With this knowledge, the startup has identified ways to help occupants of those homes shield from heat by providing burlap bags (normally used to ship vegetables) to shield the rooftops and lower the temperature inside.
“It’s an extraordinary combination of high tech and low tech coming together,” Smith raved. “Then, volunteers take the data and they visit the homeowners and they give people advice about how to keep their family safe.”
While this technology keeps track of the heat and emissions, it could only be categorised as adaptation technology, because it is helping us adapt to the rising temperature, rather than stumping the increase in heat itself.
Smith argued that technologies we really need to focus on involve the world’s energy transition – simply because so much of the carbon that is emitted today comes from energy generation.
On this score, Microsoft is investing in companies such as US firm LanzaJet, which received a $50m investment just over a year ago from Microsoft and is part of Microsoft’s billion-dollar Climate Innovation Fund.
“LanzaJet is taking feedstock and even waste and they’re using it to create sustainable aviation fuel that can power jets while reducing carbon emissions,” explains Smith.
“This is a great example of the kinds of technological innovations that can ensure that prosperity and travel and people getting together can continue – even while we reduce carbon emissions.”
Another non-profit, TerraPraxis, looks at the generation of coal and how coal plants can be repurposed to produce carbon-friendly energy. “There are more than 5000 coal-powered electricity plants in the world, which generate 37% of the world’s electricity,” Smith explained.
“Let’s remember, we live in a time when electricity has still not reached 770 million people on our planet,” so while it is quite heavily used, it still needs to expand.
Coal emits a lot of carbon – last year 29% of the world’s carbon emission came from those 5,000 coal plants. What London-based TerraPraxis realised however is that these coal plants have the potential to be converted, repurposed, and repowered to run small modular reactors, or fourth-generation nuclear reactors – both of which produce carbon-friendly energy through nuclear power.

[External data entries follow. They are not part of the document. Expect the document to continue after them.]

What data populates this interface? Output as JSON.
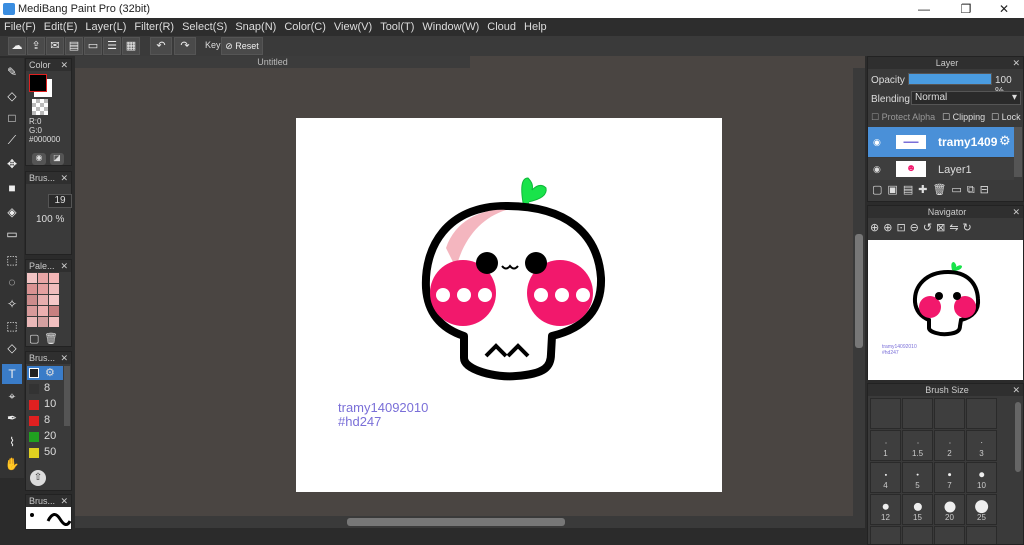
{
  "window": {
    "title": "MediBang Paint Pro (32bit)",
    "min": "—",
    "max": "❐",
    "close": "✕"
  },
  "menu": [
    "File(F)",
    "Edit(E)",
    "Layer(L)",
    "Filter(R)",
    "Select(S)",
    "Snap(N)",
    "Color(C)",
    "View(V)",
    "Tool(T)",
    "Window(W)",
    "Cloud",
    "Help"
  ],
  "toolbar": {
    "key_label": "Key",
    "reset_label": "Reset"
  },
  "color_panel": {
    "title": "Color",
    "r": "R:0",
    "g": "G:0",
    "hex": "#000000",
    "fg": "#000000",
    "bg": "#ffffff"
  },
  "brush_panel": {
    "title": "Brus...",
    "size": "19",
    "opacity": "100 %"
  },
  "palette_panel": {
    "title": "Pale..."
  },
  "brush_list": {
    "title": "Brus...",
    "items": [
      {
        "size": "8",
        "color": "#333333"
      },
      {
        "size": "10",
        "color": "#e02020"
      },
      {
        "size": "8",
        "color": "#e02020"
      },
      {
        "size": "20",
        "color": "#20a020"
      },
      {
        "size": "50",
        "color": "#e0d020"
      }
    ]
  },
  "brush_preview": {
    "title": "Brus..."
  },
  "document": {
    "tab": "Untitled",
    "text_line1": "tramy14092010",
    "text_line2": "#hd247",
    "text_color": "#7a6fd8"
  },
  "layer_panel": {
    "title": "Layer",
    "opacity_label": "Opacity",
    "opacity_value": "100 %",
    "opacity": 1.0,
    "blending_label": "Blending",
    "blending_value": "Normal",
    "protect_alpha": "Protect Alpha",
    "clipping": "Clipping",
    "lock": "Lock",
    "layers": [
      {
        "name": "tramy1409"
      },
      {
        "name": "Layer1"
      }
    ]
  },
  "navigator": {
    "title": "Navigator",
    "text_line1": "tramy14092010",
    "text_line2": "#hd247"
  },
  "brush_size": {
    "title": "Brush Size",
    "sizes": [
      "1",
      "1.5",
      "2",
      "3",
      "4",
      "5",
      "7",
      "10",
      "12",
      "15",
      "20",
      "25"
    ]
  }
}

If a factory was repurposed, “you could cut the cost of building a new power plant by up to 30% while at the same time replacing carbon-emitting energy to carbon-friendly energy”, said Smith.
As a non-profit, Smith points out that TerraPraxis is not in this for monetary gain but simply to help the environment. So,“they’re taking all of the knowledge and expertise, and they’re standardising it, and they’re making it available for free to coal plants around the world to accelerate their innovation,” he added.
By working with Microsoft and universities such as MIT, TerraPraxis hopes to regulate and accelerate the permitting process so that repurposing coal plants can move ahead faster.
Carbon capture tech
Last but not least, Microsoft is also partnering with Swiss carbon capture firm Climeworks which builds huge machines to capture carbon dioxide from the air through a technology called direct air capture.
Each of the machines are about “15 metres long, with giant fans that engage in direct air capture which effectively sponges and collect carbon”, explains Smith.
This carbon is then cooled and turned into a liquid, and then in “places around the world where the geology is right, such as Iceland and parts of North America, it goes underground where it’s collected in a mineral form where it will remain for literally thousands of years”.
By investing in these carbon-removal technologies, Microsoft can offset its own carbon emissions and achieve its carbon goals.
In fact, this time last year, Microsoft stated in its own report that investing in technologies such as direct air capture was more effective at offsetting carbon, than the nature-based projects they invest in such as planting more trees.
So, for Smith, a company like Climeworks is playing a big part in the tech giant’s proposed aim of removing five billion tons of carbon a year by 2050.